The Virtual Substitution

Rahmani's group drops the physical nanostructure entirely. A thin film serves as the medium, and a spatial light modulator writes the metasurface pattern onto it optically, pixel by pixel. Patterns can be swapped in roughly the time required to blink — milliseconds, not minutes. One device, multiple optical functions, sequenced in software rather than committed to glass. The published paper demonstrates one upconversion configuration. The architectural implication is that focal length, phase profile, and beam steering become runtime parameters rather than hardware commitments, set by the SLM drive signal rather than a fabrication run.

What To Verify

Three metrics will decide whether this leaves the bench. Diffraction efficiency at each SLM pixel versus a lithographic metalens: modulator phase step count and pixel pitch set the yield, and any gap shows up as stray light and contrast loss.
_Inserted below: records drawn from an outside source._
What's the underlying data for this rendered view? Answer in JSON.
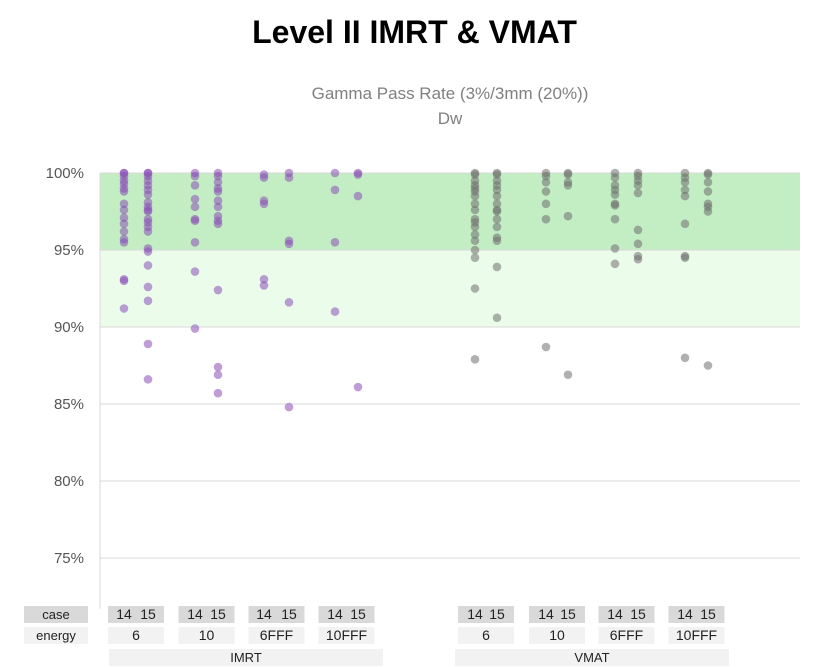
{
  "page_title": "Level II IMRT & VMAT",
  "chart_data": {
    "type": "scatter",
    "title": "Gamma Pass Rate (3%/3mm (20%))",
    "subtitle": "Dw",
    "ylim": [
      73,
      100
    ],
    "yticks": [
      100,
      95,
      90,
      85,
      80,
      75
    ],
    "ytick_labels": [
      "100%",
      "95%",
      "90%",
      "85%",
      "80%",
      "75%"
    ],
    "bands": [
      {
        "from": 95,
        "to": 100,
        "color": "#c3eec3"
      },
      {
        "from": 90,
        "to": 95,
        "color": "#ebfceb"
      }
    ],
    "row_labels": {
      "case": "case",
      "energy": "energy"
    },
    "groups": [
      {
        "name": "IMRT",
        "color": "#8b4fb8",
        "energies": [
          {
            "label": "6",
            "cases": [
              {
                "case": "14",
                "values": [
                  100,
                  100,
                  99.8,
                  99.5,
                  99.3,
                  99.0,
                  98.8,
                  98.0,
                  97.6,
                  97.1,
                  96.7,
                  96.2,
                  95.7,
                  95.5,
                  93.1,
                  93.0,
                  91.2
                ]
              },
              {
                "case": "15",
                "values": [
                  100,
                  100,
                  99.8,
                  99.5,
                  99.2,
                  98.9,
                  98.6,
                  98.1,
                  97.8,
                  97.6,
                  97.5,
                  97.0,
                  96.8,
                  96.5,
                  96.2,
                  95.1,
                  94.9,
                  94.0,
                  92.6,
                  91.7,
                  88.9,
                  86.6
                ]
              }
            ]
          },
          {
            "label": "10",
            "cases": [
              {
                "case": "14",
                "values": [
                  100,
                  99.8,
                  99.2,
                  98.3,
                  97.8,
                  97.0,
                  96.9,
                  95.5,
                  93.6,
                  89.9
                ]
              },
              {
                "case": "15",
                "values": [
                  100,
                  99.8,
                  99.4,
                  99.0,
                  98.8,
                  98.2,
                  97.8,
                  97.2,
                  96.9,
                  96.7,
                  92.4,
                  87.4,
                  86.9,
                  85.7
                ]
              }
            ]
          },
          {
            "label": "6FFF",
            "cases": [
              {
                "case": "14",
                "values": [
                  99.9,
                  99.7,
                  98.2,
                  98.0,
                  93.1,
                  92.7
                ]
              },
              {
                "case": "15",
                "values": [
                  100,
                  99.7,
                  95.6,
                  95.4,
                  91.6,
                  84.8
                ]
              }
            ]
          },
          {
            "label": "10FFF",
            "cases": [
              {
                "case": "14",
                "values": [
                  100,
                  98.9,
                  95.5,
                  91.0
                ]
              },
              {
                "case": "15",
                "values": [
                  100,
                  99.9,
                  98.5,
                  86.1
                ]
              }
            ]
          }
        ]
      },
      {
        "name": "VMAT",
        "color": "#707070",
        "energies": [
          {
            "label": "6",
            "cases": [
              {
                "case": "14",
                "values": [
                  100,
                  99.9,
                  99.5,
                  99.2,
                  99.0,
                  98.8,
                  98.5,
                  98.0,
                  97.6,
                  97.0,
                  96.8,
                  96.5,
                  96.0,
                  95.6,
                  95.0,
                  94.5,
                  92.5,
                  87.9
                ]
              },
              {
                "case": "15",
                "values": [
                  100,
                  99.9,
                  99.5,
                  99.2,
                  98.9,
                  98.5,
                  98.0,
                  97.6,
                  97.5,
                  97.0,
                  96.5,
                  95.8,
                  95.6,
                  93.9,
                  90.6
                ]
              }
            ]
          },
          {
            "label": "10",
            "cases": [
              {
                "case": "14",
                "values": [
                  100,
                  99.8,
                  99.4,
                  98.8,
                  98.0,
                  97.0,
                  88.7
                ]
              },
              {
                "case": "15",
                "values": [
                  100,
                  99.9,
                  99.4,
                  99.2,
                  97.2,
                  86.9
                ]
              }
            ]
          },
          {
            "label": "6FFF",
            "cases": [
              {
                "case": "14",
                "values": [
                  100,
                  99.7,
                  99.2,
                  98.9,
                  98.6,
                  98.0,
                  97.9,
                  97.0,
                  95.1,
                  94.1
                ]
              },
              {
                "case": "15",
                "values": [
                  100,
                  99.8,
                  99.5,
                  99.2,
                  98.7,
                  96.3,
                  95.4,
                  94.6,
                  94.4
                ]
              }
            ]
          },
          {
            "label": "10FFF",
            "cases": [
              {
                "case": "14",
                "values": [
                  100,
                  99.7,
                  99.4,
                  98.9,
                  98.5,
                  96.7,
                  94.6,
                  94.5,
                  88.0
                ]
              },
              {
                "case": "15",
                "values": [
                  100,
                  99.9,
                  99.4,
                  98.8,
                  98.0,
                  97.8,
                  97.5,
                  87.5
                ]
              }
            ]
          }
        ]
      }
    ]
  }
}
Optical throughput at the thin-film interface — losses here compress dynamic range and elevate the noise floor, a direct hit to usable signal. Integration budget: SLMs carry volume, mass, and power draw, which erodes the miniaturization argument that made metalenses attractive for cameras in the first place. For cinematography-adjacent applications — full-spectrum capture, IR-assisted focus pulls, low-light sensor assist — the immediate read is that broadband IR no longer demands a purpose-built metasurface per spectral window. The open question is whether a virtual metalens can match the diffraction efficiency and stray-light tolerance of a fixed design, or whether reconfiguration buys flexibility at the cost of final image quality.